January 27, 2014
Bizarre as it may seem, I’m at a loss as to how to begin other than in the old learned way of an initial inquiry as to how you are combined with the hope these few lines find you well and able to take nourishment as Uncle Con* used to say.
I wonder what “well” means in the afterlife? Not that I believe in an “afterlife”—at least not beyond the level of “energy becomes energy”—yet, for the sake of this letter addressed to you, I must believe (or imagine I believe) in something beyond life as I know it. You, Uncle Con, Mama, Daddy, so many others I’ve loved and been loved by are another sort of energy now. Un-nameable and unknowable. Yet, I genuinely believe you are all part of this universe. Specks of ash and dust. You’re also in my head, as real as memory can make you. And you, Al, you’re in the letters, in the left-handed non-slant of the words you penned to me in the sixties.
In “the old learned way” of my letter writing, what followed an initial health inquiry was an apology—usually for such a late response—replete with excuses as to why I hadn’t answered sooner. Those old habits die hard.
Alsie, I’m sorry for this delayed response! You knew I loved you back then, how I worried and missed you and answered your letters from ‘Nam almost as often and as rapidly as they were received. It’s a bigger, different love now. You’d think I would’ve gotten right on it, but on the day I came across the box, I’d already handled three bankers boxes and culled manuscripts—drafts of short stories, novel starts, memoir snippets, poetry, term papers, screenplays, fairytales, you-name-it—to fit into one box rather than three. Always prone to use ten words to say what could be said in three, it was mind-numbing—to say the least. By the time I pulled the fourth box from the closet (expecting more folders full of stuff written by me), I was pretty much a zombie.
Then I removed the lid.
Then I slipped the lid right back on.
Your left-slanted handwriting was just underneath. You’d long-handed Mrs., printed Lynn Doiron, and long-handed Free where an unneeded postage stamp was intended. The blue ink and the red-white-blue dash work edging the airmail envelopes pulsed an image while I stared down and thought about what to do next.
I could tuck all your words back into the dark recesses of the closet. I could haul the box over to the log house and store your letters there. I could find the duct tape and wrap it in dull silver until all the faux-woodgrain cardboard was covered completely and the whole of it took on the appearance of the Ark of the Covenant containing the powers of a god in whom I didn’t believe. I could do a Scarlett O’Hara and turn away, think about it, you, that war, those days—tomorrow.
Alsie, it seems I won’t make it much further today than my lame opening inquiry as to your well-being and partial excuses for the delay in responding. Reading this, the you I once knew would offer a simple shrug about now, expecting nothing more for the moment and, more than likely, seriously doubting I’ll finish what I’ve begun. I owe you more than that. I know it and you, my dear heart, my tiny re-purposed energy blink of universe–know it, too–at least in these imagined moments of shared space and time.
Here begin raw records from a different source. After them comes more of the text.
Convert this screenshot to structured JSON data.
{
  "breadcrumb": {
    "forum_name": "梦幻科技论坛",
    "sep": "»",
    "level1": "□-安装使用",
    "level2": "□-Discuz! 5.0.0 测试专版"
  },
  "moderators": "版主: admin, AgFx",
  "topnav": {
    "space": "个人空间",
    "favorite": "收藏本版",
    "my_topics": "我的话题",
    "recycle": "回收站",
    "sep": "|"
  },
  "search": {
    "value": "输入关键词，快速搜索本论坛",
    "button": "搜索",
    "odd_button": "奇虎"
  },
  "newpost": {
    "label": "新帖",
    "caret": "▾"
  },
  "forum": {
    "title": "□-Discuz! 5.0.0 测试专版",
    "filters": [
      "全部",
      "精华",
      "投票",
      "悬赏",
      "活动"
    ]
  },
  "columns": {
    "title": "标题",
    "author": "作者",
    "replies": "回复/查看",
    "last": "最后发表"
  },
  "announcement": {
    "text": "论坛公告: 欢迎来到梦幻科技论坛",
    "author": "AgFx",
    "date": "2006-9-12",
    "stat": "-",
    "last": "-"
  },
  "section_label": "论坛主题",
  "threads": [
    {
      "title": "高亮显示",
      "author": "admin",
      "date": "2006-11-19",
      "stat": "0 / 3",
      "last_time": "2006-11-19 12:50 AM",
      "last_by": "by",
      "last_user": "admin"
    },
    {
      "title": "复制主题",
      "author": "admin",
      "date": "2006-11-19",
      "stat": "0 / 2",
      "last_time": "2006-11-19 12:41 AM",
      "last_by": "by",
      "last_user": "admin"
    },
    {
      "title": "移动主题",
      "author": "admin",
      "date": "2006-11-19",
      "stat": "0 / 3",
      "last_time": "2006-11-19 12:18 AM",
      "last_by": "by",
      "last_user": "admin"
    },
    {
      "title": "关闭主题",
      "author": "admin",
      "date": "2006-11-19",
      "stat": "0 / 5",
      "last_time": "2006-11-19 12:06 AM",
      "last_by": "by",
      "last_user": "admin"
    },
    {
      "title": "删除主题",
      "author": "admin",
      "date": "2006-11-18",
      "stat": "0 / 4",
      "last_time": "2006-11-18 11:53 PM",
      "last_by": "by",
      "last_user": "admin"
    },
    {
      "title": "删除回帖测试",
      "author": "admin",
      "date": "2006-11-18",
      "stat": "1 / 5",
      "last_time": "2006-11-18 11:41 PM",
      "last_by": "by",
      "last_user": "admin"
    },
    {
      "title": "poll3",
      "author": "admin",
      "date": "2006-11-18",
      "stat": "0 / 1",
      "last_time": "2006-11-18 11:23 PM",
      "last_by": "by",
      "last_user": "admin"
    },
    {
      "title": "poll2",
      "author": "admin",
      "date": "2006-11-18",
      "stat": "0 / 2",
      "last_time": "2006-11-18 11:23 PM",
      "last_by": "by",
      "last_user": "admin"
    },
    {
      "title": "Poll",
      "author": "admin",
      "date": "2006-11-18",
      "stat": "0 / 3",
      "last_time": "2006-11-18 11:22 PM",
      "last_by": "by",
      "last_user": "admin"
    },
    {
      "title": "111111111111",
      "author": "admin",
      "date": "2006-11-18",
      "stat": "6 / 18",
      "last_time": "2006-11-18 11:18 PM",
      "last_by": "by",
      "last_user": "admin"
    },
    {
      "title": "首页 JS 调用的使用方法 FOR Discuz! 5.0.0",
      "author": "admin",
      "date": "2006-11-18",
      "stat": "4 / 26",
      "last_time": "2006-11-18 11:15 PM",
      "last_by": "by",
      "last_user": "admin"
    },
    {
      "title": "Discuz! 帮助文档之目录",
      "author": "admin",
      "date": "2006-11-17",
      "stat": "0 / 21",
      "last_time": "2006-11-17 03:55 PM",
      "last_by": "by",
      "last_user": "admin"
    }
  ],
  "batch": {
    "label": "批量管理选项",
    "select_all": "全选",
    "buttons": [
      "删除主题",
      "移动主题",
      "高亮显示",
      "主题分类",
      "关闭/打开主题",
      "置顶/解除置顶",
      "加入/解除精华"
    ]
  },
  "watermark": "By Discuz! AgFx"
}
*P.S. I dreamed about Uncle Con and you the other night. He was berating me or possibly just giving me a hard time in his meant-to-be-funny-but-not-always-the-case manner about what a spoiled child I had been and what a spoiled woman I was and why on earth didn’t I give you the respect a man such as yourself deserved and how on earth could I date other men after your death and after the sorry (meaning low-down) way I ignored your iced tea glass when empty and why I hadn’t kept our car washed and waxed and spit-shine clean when you had so much to do to provide for me and our babies. In the dream I kept turning away, covering my ears and humming to blot out what Uncle had to say—but it was no use. Then Mama walked into the dream, joining her brother, agreeing with him. I slept badly (the fault of that damned dream) and woke around midnight. The stars were bright; the moon a sliver. Unfortunately, it wasn’t a shakable kind of dream and Uncle was still with me when dawn broke. Mama had departed the dream (just as she had departed from life in 1993). For several seconds after waking, I believed Uncle still lived in Colfax; if he called or vice versa I knew I’d be short-tempered; he’d caused me such a bad night.